Dichomeris fungifera

Scientific classification
- Kingdom: Animalia
- Phylum: Arthropoda
- Class: Insecta
- Order: Lepidoptera
- Family: Gelechiidae
- Genus: Dichomeris
- Species: D. fungifera
- Binomial name: Dichomeris fungifera (Meyrick, 1913)
- Synonyms: Trichotaphe fungifera Meyrick, 1913;

= Dichomeris fungifera =

- Authority: (Meyrick, 1913)
- Synonyms: Trichotaphe fungifera Meyrick, 1913

Species of moth

Dichomeris fungifera is a moth in the family Gelechiidae. It was described by Edward Meyrick in 1913. It is found in Assam in India, northern Vietnam and Jiangxi, China.
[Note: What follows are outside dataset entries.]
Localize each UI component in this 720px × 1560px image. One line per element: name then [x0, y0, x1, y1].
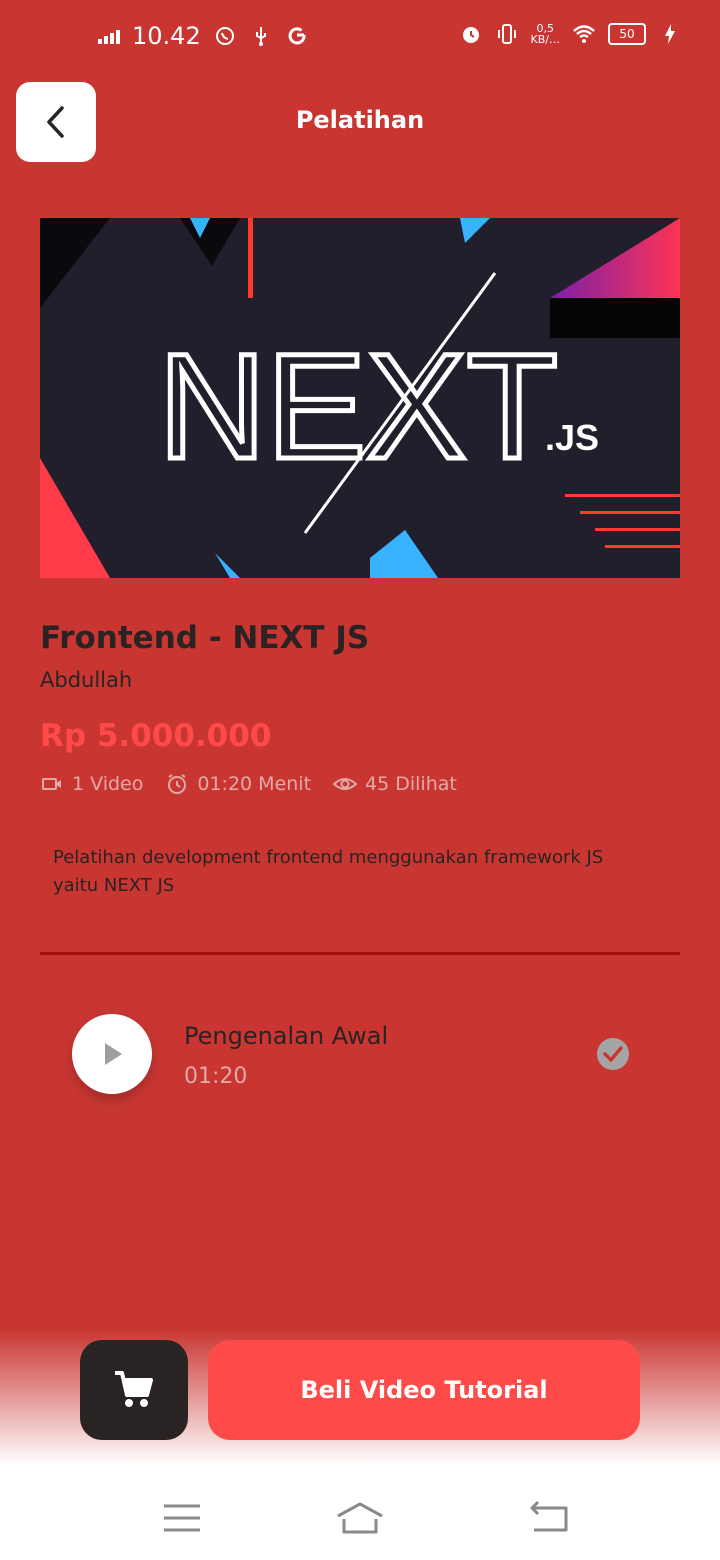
status-bar: 10.42 0,5 KB/… 50	[0, 0, 720, 76]
status-time: 10.42	[132, 22, 201, 50]
buy-video-button[interactable]: Beli Video Tutorial	[208, 1340, 640, 1440]
battery-icon: 50	[608, 23, 646, 45]
status-right: 0,5 KB/… 50	[459, 22, 682, 46]
nextjs-logo: NEXT	[158, 322, 558, 490]
cart-icon	[115, 1371, 153, 1407]
divider	[40, 952, 680, 955]
video-count: 1 Video	[40, 772, 143, 796]
course-banner: NEXT .JS	[40, 218, 680, 578]
play-button[interactable]	[72, 1014, 152, 1094]
course-description: Pelatihan development frontend menggunak…	[53, 847, 604, 896]
course-duration: 01:20 Menit	[165, 772, 311, 796]
course-title: Frontend - NEXT JS	[40, 620, 370, 656]
status-left: 10.42	[98, 22, 309, 50]
navigation-bar	[0, 1480, 720, 1560]
nextjs-logo-suffix: .JS	[545, 417, 599, 458]
alarm-clock-icon	[168, 774, 187, 794]
video-camera-icon	[42, 778, 61, 790]
video-title: Pengenalan Awal	[184, 1022, 389, 1050]
vibrate-icon	[497, 24, 516, 44]
view-count: 45 Dilihat	[333, 772, 457, 796]
video-duration: 01:20	[184, 1064, 248, 1089]
video-list-item[interactable]: Pengenalan Awal 01:20	[72, 1014, 632, 1094]
home-icon[interactable]	[336, 1500, 384, 1536]
course-price: Rp 5.000.000	[40, 718, 272, 754]
play-icon	[105, 1043, 122, 1065]
net-speed: 0,5 KB/…	[530, 22, 560, 46]
alarm-icon	[462, 27, 479, 43]
usb-icon	[255, 27, 266, 46]
course-thumbnail: NEXT .JS	[40, 218, 680, 578]
wifi-icon	[573, 25, 595, 43]
back-nav-icon[interactable]	[524, 1500, 572, 1536]
course-meta: 1 Video 01:20 Menit 45 Dilihat	[40, 772, 479, 796]
menu-icon[interactable]	[158, 1500, 206, 1536]
eye-icon	[333, 778, 358, 790]
cart-button[interactable]	[80, 1340, 188, 1440]
charging-icon	[665, 24, 675, 44]
whatsapp-icon	[215, 27, 234, 45]
page-title: Pelatihan	[295, 106, 425, 134]
google-icon	[288, 27, 306, 45]
signal-icon	[98, 28, 120, 44]
check-circle-icon	[597, 1038, 629, 1070]
course-author: Abdullah	[40, 668, 133, 692]
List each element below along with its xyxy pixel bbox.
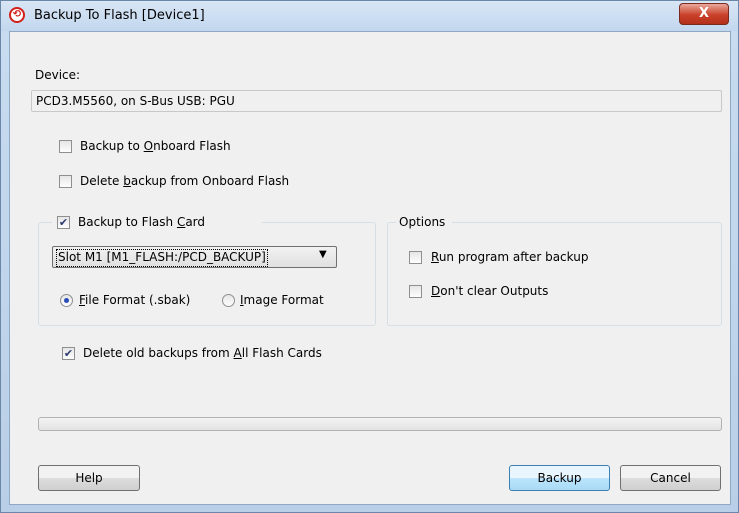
label-text: un program after backup — [438, 250, 589, 264]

The wingspan is about 22 mm. The forewings are fuscous, partially tinged with reddish brown and with a pale whitish-green dot on the fold near the base, and a spot on the dorsum at one-fourth. The discal stigmata is pale whitish green, approximated, with the plical larger, rather dark fuscous mixed with pale whitish green, very obliquely before the first discal. There is also a very obscure pale obtusely angulated shade crossing the wing from two-thirds of the costa to the dorsum before the tornus, as well as some minute dark fuscous dots on the posterior part of the costa and termen. The hindwings are rather dark grey.